Here's How Big the World's Largest Democracy Really Is, by the Numbers

A cue for voting in India, with focus on two women at the front, looking tired and unamused.

When the world's largest democracy goes to vote, everything about it is bound to be huge. 

April 7 marked the beginning of the 16th parliamentary elections in India. Poised to be the most historic election in decades, hundreds of millions of people will vote in their new government in nine phases over the next six weeks.

So just how big is this election? Here are some numbers to help you see how massive the operation is behind India's general elections:

About 814.5 million people are registered to vote in the 2014 Indian elections, up from 713 million voters in 2009. That's 2.6 times the entire population of the U.S. in 2012.

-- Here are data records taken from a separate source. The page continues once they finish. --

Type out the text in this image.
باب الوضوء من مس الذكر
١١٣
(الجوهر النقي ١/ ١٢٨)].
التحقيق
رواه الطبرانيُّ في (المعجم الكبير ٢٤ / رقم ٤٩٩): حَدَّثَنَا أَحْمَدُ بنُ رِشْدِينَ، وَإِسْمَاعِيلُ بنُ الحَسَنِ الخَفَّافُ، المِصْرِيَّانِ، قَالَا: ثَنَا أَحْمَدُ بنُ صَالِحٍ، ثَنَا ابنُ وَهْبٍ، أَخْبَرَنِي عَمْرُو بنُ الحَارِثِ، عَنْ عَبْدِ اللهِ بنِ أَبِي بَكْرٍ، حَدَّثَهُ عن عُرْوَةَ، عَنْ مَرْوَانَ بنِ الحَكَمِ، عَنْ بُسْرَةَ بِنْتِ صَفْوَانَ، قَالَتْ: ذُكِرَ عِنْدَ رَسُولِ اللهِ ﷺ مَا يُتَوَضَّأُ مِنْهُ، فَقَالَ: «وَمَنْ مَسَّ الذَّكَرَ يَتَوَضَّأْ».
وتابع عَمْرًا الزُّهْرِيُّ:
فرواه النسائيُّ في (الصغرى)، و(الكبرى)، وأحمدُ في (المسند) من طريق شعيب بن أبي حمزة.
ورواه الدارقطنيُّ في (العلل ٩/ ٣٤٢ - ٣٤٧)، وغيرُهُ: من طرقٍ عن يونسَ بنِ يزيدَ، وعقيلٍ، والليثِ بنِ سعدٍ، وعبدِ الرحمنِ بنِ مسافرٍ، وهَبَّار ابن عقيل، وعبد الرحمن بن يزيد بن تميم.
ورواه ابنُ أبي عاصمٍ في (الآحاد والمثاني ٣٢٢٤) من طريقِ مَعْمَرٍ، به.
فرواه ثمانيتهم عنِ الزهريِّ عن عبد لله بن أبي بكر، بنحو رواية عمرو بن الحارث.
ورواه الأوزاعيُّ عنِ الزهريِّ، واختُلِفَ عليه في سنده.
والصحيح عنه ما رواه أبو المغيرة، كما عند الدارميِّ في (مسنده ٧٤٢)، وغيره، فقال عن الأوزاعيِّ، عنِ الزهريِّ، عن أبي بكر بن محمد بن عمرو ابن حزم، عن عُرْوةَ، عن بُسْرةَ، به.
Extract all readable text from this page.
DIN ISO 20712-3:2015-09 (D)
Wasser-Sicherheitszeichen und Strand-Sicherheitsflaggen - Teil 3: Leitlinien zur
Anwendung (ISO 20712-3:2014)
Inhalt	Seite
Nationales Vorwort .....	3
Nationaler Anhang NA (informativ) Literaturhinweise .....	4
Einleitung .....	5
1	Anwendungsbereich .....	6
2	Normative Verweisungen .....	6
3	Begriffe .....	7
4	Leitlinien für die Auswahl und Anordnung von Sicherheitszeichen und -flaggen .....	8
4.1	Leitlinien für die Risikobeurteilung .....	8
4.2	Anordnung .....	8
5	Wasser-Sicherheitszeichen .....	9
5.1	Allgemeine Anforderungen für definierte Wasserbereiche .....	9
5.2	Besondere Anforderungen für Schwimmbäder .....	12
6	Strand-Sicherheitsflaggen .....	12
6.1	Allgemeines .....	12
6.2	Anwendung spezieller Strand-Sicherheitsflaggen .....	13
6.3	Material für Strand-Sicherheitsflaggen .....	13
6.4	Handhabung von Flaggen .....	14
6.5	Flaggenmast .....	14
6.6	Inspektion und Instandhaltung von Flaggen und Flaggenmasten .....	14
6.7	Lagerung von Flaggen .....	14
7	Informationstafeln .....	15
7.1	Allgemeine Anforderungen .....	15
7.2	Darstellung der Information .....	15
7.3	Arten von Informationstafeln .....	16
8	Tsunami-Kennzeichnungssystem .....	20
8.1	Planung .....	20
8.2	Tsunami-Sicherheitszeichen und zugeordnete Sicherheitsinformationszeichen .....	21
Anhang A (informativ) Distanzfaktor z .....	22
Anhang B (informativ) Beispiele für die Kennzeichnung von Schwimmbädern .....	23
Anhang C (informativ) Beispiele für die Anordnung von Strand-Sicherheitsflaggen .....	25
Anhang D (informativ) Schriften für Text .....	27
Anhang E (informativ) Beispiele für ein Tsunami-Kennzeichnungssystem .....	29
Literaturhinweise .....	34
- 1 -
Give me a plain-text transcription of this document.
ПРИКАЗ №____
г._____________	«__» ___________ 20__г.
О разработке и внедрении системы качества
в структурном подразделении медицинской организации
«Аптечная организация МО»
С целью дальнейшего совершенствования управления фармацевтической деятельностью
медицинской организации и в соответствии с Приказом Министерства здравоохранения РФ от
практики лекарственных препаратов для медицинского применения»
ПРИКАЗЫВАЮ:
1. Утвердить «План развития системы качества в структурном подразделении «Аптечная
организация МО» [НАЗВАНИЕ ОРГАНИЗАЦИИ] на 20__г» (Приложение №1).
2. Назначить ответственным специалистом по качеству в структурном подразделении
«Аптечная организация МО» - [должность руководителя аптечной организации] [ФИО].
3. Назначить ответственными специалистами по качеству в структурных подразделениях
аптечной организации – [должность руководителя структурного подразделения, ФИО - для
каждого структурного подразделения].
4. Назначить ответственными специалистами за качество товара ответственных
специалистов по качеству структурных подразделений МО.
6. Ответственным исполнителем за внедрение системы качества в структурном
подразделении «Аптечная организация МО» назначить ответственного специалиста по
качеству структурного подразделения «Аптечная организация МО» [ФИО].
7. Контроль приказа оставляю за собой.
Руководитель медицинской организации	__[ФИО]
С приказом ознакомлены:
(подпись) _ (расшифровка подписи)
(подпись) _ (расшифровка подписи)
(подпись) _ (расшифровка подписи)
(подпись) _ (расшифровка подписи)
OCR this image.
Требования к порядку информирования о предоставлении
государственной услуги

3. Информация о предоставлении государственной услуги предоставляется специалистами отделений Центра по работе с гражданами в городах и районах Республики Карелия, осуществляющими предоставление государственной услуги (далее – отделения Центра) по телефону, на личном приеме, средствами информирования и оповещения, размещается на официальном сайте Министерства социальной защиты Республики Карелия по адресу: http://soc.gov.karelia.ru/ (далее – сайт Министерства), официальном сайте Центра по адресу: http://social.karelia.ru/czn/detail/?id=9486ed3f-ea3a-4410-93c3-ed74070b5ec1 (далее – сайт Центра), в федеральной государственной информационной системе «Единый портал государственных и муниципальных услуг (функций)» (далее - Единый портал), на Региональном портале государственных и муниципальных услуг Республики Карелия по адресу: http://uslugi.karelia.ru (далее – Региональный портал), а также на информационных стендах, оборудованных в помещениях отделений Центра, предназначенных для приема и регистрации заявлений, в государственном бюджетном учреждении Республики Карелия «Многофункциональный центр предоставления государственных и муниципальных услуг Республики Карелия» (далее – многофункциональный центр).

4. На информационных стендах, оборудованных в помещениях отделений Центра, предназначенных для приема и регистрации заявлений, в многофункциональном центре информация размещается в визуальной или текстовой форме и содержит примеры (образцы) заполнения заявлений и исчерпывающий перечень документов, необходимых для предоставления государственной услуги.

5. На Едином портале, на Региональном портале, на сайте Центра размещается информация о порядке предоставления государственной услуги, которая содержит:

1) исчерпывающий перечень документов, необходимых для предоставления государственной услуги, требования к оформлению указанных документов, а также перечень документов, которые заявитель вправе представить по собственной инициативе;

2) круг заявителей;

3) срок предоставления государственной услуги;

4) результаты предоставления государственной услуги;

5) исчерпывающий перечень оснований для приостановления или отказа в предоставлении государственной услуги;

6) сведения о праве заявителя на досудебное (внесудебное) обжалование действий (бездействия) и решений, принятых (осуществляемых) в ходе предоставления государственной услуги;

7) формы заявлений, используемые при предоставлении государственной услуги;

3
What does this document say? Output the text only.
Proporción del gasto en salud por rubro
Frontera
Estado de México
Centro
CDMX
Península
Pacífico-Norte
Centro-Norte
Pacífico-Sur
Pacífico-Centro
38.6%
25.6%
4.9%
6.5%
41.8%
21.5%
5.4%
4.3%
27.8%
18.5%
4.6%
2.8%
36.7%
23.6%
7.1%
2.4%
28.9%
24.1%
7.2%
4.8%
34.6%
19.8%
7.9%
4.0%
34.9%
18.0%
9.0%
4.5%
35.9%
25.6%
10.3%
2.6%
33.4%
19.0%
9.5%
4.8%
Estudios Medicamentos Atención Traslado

This election will decide who will occupy the 543 seats in the Lok Sabha (the Lower House) of the Indian Parliament and who will go on to become the next prime minister. Each party selects a prime ministerial candidate, who can win the nation's highest office if his party manages to win a majority of 272 out of the 543 seats.

The scale of this democratic operation is so immense that it requires around 5 million people simply to organize and execute the procedure and just as many to police it.

In order to make it convenient for voters located in remote areas, the Election Commission of India declared that no voter would have to travel more than 2 kilometers to a polling booth.

An astonishing 28% of India's MPs have criminal records and unfortunately, the new crop of candidates doesn't seem to be too clean either: nearly one-fifth of them face criminal charges. The U.S. Congress fares remarkably well in comparison, as none of the sitting members are facing criminal charges and in 2013, only two members were convicted of a crime.

The U.S. presidential elections may be the world's most expensive, racking up $7 billion in campaign dollars, but India isn't far behind. Indian politicians spend a whopping $5 billion in campaigning, triple the sum for the last national elections in 2009.

A new phenomenon that hasn't been seen before is the rise of the first-time voter. Nearly 150 million 18 to 23-year-olds will qualify to vote for the first time. An unpredictable demographic that makes up nearly 10% of the total electorate, the young voters' affinity for social media led to politicians spending almost $83 million on social media advertising.